Inflação, pressionada por combustíveis, sobe além do previsto

A inflação oficial subiu para 0,88% em março, superando expectativas. Descubra como os preços de combustíveis e alimentos influenciaram esse aumento.

Sexta, 10 de Abril de 2026 às 21:46, por: CdB

A pesquisa da agência inglesa de notícias Reuters apontou, nesta manhã, que a expectativa de analistas era de alta de 0,77% em março, acumulando em 12 meses alta de 4%.

Por Redação – do Rio de Janeiro

A inflação oficial, medida pelo Índice Nacional de Preços ao Consumidor Amplo (IPCA), atingiu 0,88%. O resultado foi 0,18 ponto percentual mais alto do que em fevereiro, quando registrado 0,70%. O avanço foi puxado pelos preços dos grupos transportes e alimentação e bebidas. Juntos responderam por 76% do IPCA do mês.

Inflação, pressionada por combustíveis, sobe além do previsto | O preço dos alimentos contribuiu para a alta do índice de inflação
O preço dos alimentos contribuiu para a alta do índice de inflação

A pesquisa da agência inglesa de notícias Reuters apontou, nesta manhã, que a expectativa de analistas era de alta de 0,77% em março, acumulando em 12 meses alta de 4%. A inflação de março foi a mais alta desde fevereiro de 2025, quando havia subido 1,31%. Considerando apenas meses de março, a taxa foi a mais elevada desde 2022, quando foi de 1,62%.

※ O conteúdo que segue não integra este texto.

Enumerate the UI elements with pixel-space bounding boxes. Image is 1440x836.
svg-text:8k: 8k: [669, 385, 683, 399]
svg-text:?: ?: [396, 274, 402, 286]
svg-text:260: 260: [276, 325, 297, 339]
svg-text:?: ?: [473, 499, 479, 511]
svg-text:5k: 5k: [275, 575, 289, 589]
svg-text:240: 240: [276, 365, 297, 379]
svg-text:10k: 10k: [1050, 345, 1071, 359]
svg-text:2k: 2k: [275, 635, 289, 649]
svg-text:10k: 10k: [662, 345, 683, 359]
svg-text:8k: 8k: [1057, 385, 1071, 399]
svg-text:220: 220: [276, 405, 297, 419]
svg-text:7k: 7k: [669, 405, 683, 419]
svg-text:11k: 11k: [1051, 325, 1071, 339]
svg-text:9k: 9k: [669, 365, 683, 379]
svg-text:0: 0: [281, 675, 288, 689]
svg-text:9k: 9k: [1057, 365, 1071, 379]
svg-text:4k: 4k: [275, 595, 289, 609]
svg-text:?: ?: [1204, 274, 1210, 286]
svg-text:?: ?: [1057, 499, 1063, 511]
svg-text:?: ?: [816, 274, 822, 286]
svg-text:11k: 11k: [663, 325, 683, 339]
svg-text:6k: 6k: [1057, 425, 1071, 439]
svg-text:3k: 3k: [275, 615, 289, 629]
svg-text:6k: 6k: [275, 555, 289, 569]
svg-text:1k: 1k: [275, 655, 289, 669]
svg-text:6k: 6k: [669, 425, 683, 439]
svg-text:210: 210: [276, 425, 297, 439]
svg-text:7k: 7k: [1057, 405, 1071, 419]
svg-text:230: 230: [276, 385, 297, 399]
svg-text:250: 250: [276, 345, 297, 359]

No ano, o IPCA acumula avanço de 1,92% e, nos últimos 12 meses, de 4,14%. O percentual está acima dos 3,81% atingidos nos 12 meses imediatamente anteriores. Em março do ano passado, o IPCA registrou 0,56%. Os dados do indicador foram divulgados pelo Instituto Brasileiro de Geografia e Estatística (IBGE).

 

Diesel

O aumento de 4,59% na gasolina foi o fator mais relevante para o desempenho dos preços dos transportes, o que provocou impacto de 0,23 p.p. na inflação do mês. A passagem aérea (6,08%) e o diesel (13,90%), também pesaram apesar de menor influência no índice geral.

As maiores altas em alimentação e bebidas, ficaram com os subitens Leite longa vida (11,74%) e Tomate (20,31%), que representam respectivamente impactos de 0,07 e 0,05 p.p. sobre o IPCA do mês. Juntos, esses cinco subitens foram responsáveis por 0,43 pontos percentuais do IPCA de março (0,88%).

Conforme o IBGE, os nove grupos de produtos e serviços do IPCA apresentaram elevações em março. O mais significativo (1,64%) foi o de transportes, tendo na sequência o de alimentação e bebidas (1,56%). Os outros avanços “oscilaram entre 0,02%, em educação e 0,65%, em despesas pessoais”.

 

Aceleração

Para o gerente do IPCA, Fernando Gonçalves, já é possível verificar o efeito das incertezas no cenário internacional em alguns subitens, principalmente nos combustíveis.

— No grupo alimentação, em especial na alimentação em casa, a aceleração no nível de preços foi mais evidente, com a alta de 1,94%, a maior desde abril de 2022 (2,59%), combinando efeitos de redução de oferta de alguns produtos com altas do frete, em decorrência dos combustíveis mais caros — afirmou.

O IPCA aponta a variação do custo de vida médio de famílias com renda mensal de 1 e 40 salários mínimos.

 

Impacto

Já o Índice Nacional de Preços ao Consumidor (INPC) alcançou 0,91% em março. Com isso, ficou 0,35 p.p. acima do resultado de fevereiro (0,56%). No ano, o INPC acumula alta de 1,87% e, nos últimos 12 meses, de 3,77%. O percentual ultrapassa os 3,36% acumulados nos 12 meses imediatamente anteriores. Em março de 2025, o INPC chegou a 0,51%.  

O terceiro grupo com maior variação de preços em março foi o de despesas pessoais (0,65%), impactado pelo subitem cinema, teatro e concertos (3,95%). Já na alta de 0,42% no grupo saúde e cuidados pessoais (0,42%) houve influência da subida em plano de saúde (0,49%).

A elevação da energia elétrica residencial (0,13%) levou o grupo habitação, a registrar variação de 0,22% em março. Nela, estão embutidos os reajustes médios de 6,92% e 14,66% nas concessionárias no Rio de Janeiro (3,09%), a partir de 15 de março.